5000/5000 [100%] ██████████████████████████████ Elapsed: 43s | Loss: 37.294


In [17]:
inferred_qpi_T

[array([0.5163122 , 0.19137841, 0.29230946], dtype=float32),
 array([0.4316325 , 0.20450503, 0.3638625 ], dtype=float32),
 array([0.2909255 , 0.18665254, 0.522422  ], dtype=float32)]

In [18]:
inferred_qpi_E

[array([0.35055286, 0.38690096, 0.26254615], dtype=float32),
 array([0.31107655, 0.37114182, 0.31778166], dtype=float32),
 array([0.45351365, 0.251756  , 0.29473028], dtype=float32)]

**INFERENCE (VI) ON ONLY QPIT:** RESULTS NOT THAT GOOD

In [19]:
# INFERENCE
qpi_T = [Dirichlet(tf.nn.softplus(tf.Variable(tf.ones(n_hidden)))) for i in range(n_hidden)]
# qpi_E = [Dirichlet(tf.nn.softplus(tf.Variable(tf.ones(n_obs)))) for i in range(n_hidden)]

latent_vars_map = dict(zip(pi_T, qpi_T))
# latent_vars_map.update(dict(zip(pi_E, qpi_E)))

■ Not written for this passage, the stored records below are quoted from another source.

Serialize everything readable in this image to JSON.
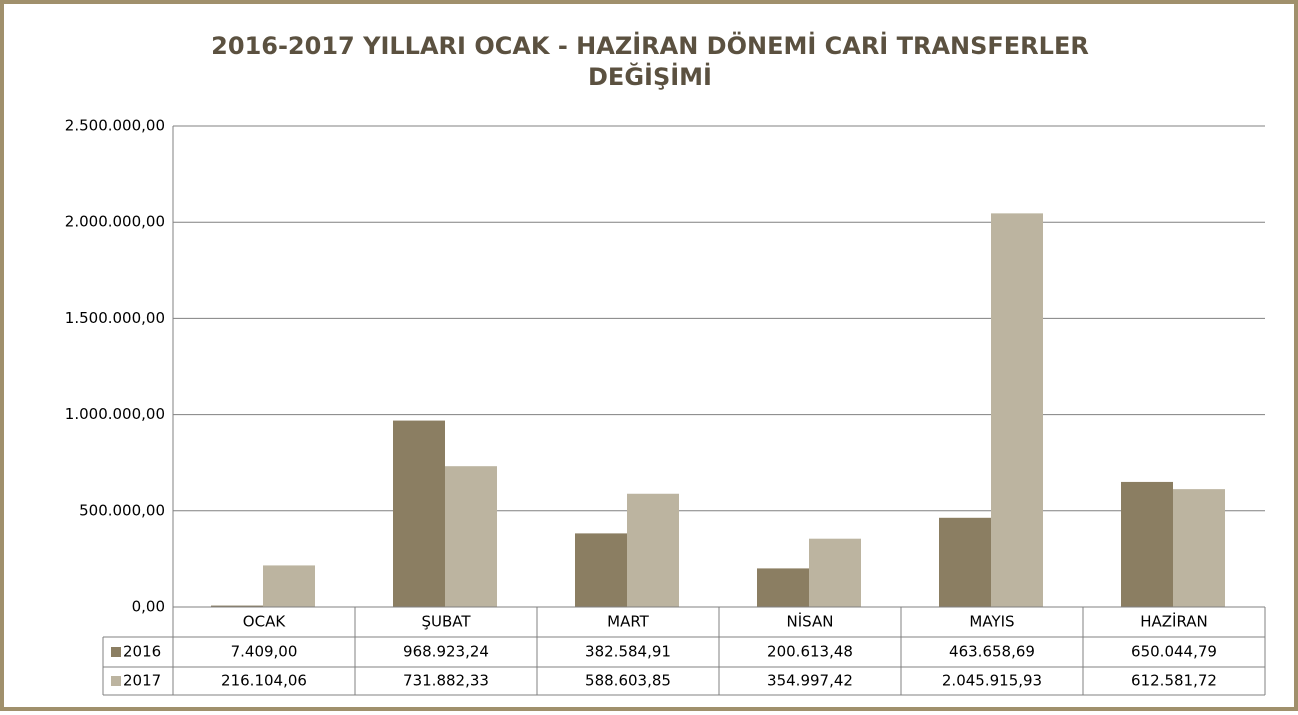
{
  "chart_data": {
    "type": "bar",
    "title": [
      "2016-2017 YILLARI OCAK - HAZİRAN DÖNEMİ CARİ TRANSFERLER",
      "DEĞİŞİMİ"
    ],
    "categories": [
      "OCAK",
      "ŞUBAT",
      "MART",
      "NİSAN",
      "MAYIS",
      "HAZİRAN"
    ],
    "series": [
      {
        "name": "2016",
        "color": "#8b7e62",
        "values": [
          7409,
          968923.24,
          382584.91,
          200613.48,
          463658.69,
          650044.79
        ],
        "value_labels": [
          "7.409,00",
          "968.923,24",
          "382.584,91",
          "200.613,48",
          "463.658,69",
          "650.044,79"
        ]
      },
      {
        "name": "2017",
        "color": "#bcb4a0",
        "values": [
          216104.06,
          731882.33,
          588603.85,
          354997.42,
          2045915.93,
          612581.72
        ],
        "value_labels": [
          "216.104,06",
          "731.882,33",
          "588.603,85",
          "354.997,42",
          "2.045.915,93",
          "612.581,72"
        ]
      }
    ],
    "ylim": [
      0,
      2500000
    ],
    "yticks": [
      {
        "value": 0,
        "label": "0,00"
      },
      {
        "value": 500000,
        "label": "500.000,00"
      },
      {
        "value": 1000000,
        "label": "1.000.000,00"
      },
      {
        "value": 1500000,
        "label": "1.500.000,00"
      },
      {
        "value": 2000000,
        "label": "2.000.000,00"
      },
      {
        "value": 2500000,
        "label": "2.500.000,00"
      }
    ],
    "grid": true
  }
}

y_data = ([0] * 10) + ([1] * 10) + ([2] * 10)
y_data = map(np.array, y_data)

with tf.Session() as sess:
    sess.run(tf.global_variables_initializer())
    inference = ed.KLqp(latent_vars_map, data=dict(zip(y, y_data)))
    inference.run(n_iter=5000)
    inferred_qpi_T = sess.run([qpi.mean() for qpi in qpi_T])
    # inferred_qpi_E = sess.run([qpi.mean() for qpi in qpi_E])

5000/5000 [100%] ██████████████████████████████ Elapsed: 43s | Loss: 44.499


In [20]:
inferred_qpi_T

[array([0.2658316 , 0.440889  , 0.29327947], dtype=float32),
 array([0.5744874 , 0.08134261, 0.34417003], dtype=float32),
 array([0.2542029 , 0.46512648, 0.2806706 ], dtype=float32)]

## 3. Other tutorials/ideas we might consider

- Implementation of HMM but not suited for inference: https://gist.github.com/fredcallaway/c7252b6326dfb502e70cad4146731aef
- Implementation of HMM by creating a custom RV class: might work but needs a lot of work, the code doesn't run as is: https://discourse.edwardlib.org/t/hmm-implementation-with-marginalized-latent-states/755
- Using a list of categoricals and then using tf.gather to select from this list: Doesn't work, because tf.gather makes us loose the type so we no longer have Categorical variables => can't run inference (we can still sample though)
- Using the OneHotCategorical RV instead of a Categorical RV and then taking tf.one_hot of it didn't seem to change much.